Кабул – Кавказ — страница 44 из 118

– Ну, а вчера, сегодня, не копался в ней никто? Из злодиев?

– А шо в ний копаться, один скелет да кости. Да протектора ище ни стянули.

– В ней нищие ночуют. Я им хлеб ношу, – сообщила первая из женщин. – Вчера тоже ютились. И сегодня придут, куда денутся. Ручные. Ночью-то холодает, поди.

– Не нравится мне эта тачка. Если и хотят хлопнуть, то оттуда. Иначе давно бы уже гранатой угостили или очередью бы прошлись по халупе вашей глиняной. Чего им комендантской-то тишины дожидаться?

– Умный, а? Ныщие динамыт таскал, а мы не заметил, а? – не унимался Артур.

– Мальчики, вы военные, да? – Сердобольная женщина перебила явно уронившего авторитет кавказца.

– Геологи мы, тетя. Только в армии не в стройбате служили. Ну, чего, Раф, глянем в багажник тихонечко? Если будильник, то гады его, как пить дать, на семь завели.

– Геройствовать не будем. Думать будем. На семь – верное дело. А если там еще и проводок на замке?

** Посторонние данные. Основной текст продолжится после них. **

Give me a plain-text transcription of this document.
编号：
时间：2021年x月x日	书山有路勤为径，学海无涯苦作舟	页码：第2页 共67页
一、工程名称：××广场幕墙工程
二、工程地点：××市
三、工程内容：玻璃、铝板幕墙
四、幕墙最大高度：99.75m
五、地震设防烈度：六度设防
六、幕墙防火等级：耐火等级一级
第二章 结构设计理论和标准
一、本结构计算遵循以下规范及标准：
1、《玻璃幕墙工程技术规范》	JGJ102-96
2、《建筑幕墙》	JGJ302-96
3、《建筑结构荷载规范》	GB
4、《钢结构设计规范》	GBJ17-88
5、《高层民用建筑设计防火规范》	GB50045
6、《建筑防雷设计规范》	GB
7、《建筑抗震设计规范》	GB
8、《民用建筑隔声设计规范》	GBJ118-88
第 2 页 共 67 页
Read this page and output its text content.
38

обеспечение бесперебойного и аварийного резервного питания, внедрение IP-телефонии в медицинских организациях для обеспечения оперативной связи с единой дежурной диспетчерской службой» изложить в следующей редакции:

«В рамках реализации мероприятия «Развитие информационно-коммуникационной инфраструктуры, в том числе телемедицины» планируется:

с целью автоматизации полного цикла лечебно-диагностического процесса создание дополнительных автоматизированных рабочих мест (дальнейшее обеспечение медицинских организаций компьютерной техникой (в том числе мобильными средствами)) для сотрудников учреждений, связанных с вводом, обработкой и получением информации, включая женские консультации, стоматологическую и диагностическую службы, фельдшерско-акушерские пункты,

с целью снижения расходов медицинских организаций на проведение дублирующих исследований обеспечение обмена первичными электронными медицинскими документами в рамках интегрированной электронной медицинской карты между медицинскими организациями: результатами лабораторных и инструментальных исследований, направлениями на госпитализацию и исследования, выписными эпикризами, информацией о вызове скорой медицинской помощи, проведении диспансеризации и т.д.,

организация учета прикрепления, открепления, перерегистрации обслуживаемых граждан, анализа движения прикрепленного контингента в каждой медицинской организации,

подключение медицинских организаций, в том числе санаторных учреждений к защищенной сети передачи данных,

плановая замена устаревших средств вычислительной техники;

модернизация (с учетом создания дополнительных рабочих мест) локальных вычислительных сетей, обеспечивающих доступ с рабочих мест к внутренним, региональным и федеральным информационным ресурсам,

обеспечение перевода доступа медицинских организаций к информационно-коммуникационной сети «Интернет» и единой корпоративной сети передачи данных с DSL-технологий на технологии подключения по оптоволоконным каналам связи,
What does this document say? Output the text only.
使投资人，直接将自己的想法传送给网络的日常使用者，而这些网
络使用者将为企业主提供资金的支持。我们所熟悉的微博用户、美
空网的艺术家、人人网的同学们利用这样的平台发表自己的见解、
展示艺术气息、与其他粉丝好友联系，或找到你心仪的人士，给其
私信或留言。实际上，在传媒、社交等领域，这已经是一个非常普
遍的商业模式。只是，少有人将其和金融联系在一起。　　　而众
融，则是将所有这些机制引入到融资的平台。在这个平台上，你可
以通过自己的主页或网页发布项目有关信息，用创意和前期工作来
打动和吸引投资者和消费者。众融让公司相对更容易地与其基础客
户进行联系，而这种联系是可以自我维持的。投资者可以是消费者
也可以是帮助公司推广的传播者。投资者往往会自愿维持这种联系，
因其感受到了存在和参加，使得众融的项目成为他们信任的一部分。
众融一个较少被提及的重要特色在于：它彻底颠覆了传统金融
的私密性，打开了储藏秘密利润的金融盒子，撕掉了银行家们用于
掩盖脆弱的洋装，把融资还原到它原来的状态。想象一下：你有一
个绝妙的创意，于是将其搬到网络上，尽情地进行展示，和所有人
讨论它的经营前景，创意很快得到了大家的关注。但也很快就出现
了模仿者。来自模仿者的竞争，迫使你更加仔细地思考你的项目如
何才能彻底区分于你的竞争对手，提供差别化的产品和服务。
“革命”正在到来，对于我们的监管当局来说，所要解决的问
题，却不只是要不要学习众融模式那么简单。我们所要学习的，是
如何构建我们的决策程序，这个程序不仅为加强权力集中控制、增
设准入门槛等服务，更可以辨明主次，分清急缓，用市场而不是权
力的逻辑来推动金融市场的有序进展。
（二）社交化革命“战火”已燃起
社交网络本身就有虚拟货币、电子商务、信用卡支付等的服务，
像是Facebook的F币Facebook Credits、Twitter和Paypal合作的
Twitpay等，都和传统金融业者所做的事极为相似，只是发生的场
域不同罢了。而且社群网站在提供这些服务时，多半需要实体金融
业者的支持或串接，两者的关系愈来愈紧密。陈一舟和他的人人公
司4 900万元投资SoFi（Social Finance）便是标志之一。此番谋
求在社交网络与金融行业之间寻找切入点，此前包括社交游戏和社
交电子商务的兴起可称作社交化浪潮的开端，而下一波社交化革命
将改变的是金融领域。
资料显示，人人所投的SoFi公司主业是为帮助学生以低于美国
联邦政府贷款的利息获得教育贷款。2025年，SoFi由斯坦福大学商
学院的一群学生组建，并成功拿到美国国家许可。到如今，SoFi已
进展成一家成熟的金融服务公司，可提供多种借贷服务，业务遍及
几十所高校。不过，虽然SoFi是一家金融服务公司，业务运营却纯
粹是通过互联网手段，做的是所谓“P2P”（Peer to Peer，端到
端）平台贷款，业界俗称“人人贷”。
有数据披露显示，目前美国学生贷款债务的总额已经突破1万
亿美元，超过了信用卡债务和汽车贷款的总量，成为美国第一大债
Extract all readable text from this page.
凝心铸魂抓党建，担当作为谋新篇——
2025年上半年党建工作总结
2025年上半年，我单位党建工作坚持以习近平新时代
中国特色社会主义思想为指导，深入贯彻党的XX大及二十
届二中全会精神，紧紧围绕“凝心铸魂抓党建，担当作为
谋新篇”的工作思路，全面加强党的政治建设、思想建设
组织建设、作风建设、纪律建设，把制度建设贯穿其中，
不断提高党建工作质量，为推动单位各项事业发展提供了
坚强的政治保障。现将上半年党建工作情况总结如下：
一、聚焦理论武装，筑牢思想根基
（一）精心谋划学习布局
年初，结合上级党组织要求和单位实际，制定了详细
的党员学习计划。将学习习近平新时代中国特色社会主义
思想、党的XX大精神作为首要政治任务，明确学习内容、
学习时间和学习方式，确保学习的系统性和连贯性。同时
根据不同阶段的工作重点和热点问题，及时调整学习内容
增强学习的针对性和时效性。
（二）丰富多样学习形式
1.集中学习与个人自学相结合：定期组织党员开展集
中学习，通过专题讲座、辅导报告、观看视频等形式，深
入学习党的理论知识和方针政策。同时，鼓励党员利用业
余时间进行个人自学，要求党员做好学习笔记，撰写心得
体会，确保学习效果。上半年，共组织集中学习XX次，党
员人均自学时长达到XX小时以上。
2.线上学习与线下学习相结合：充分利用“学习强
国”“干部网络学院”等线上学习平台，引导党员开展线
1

– Может, там еще и зеленые береты в засаде шашлык жуют, нас дожидаются? С оптикой. Не усложняй, Раф, и так сложно…

– А там замочка нема, крышка трохи прикрыта, а так порожняя. Або багажная, або на капоти.

– Давай, Шариф, глянем, а то нет покоя душе молодецкой. Был бы большой заряд, она б на попу присела. Нет, эти попугать только, пару гранат положат, и хватит. У них каждый патрон – ценность. Глянем – и царандоев будем ждать.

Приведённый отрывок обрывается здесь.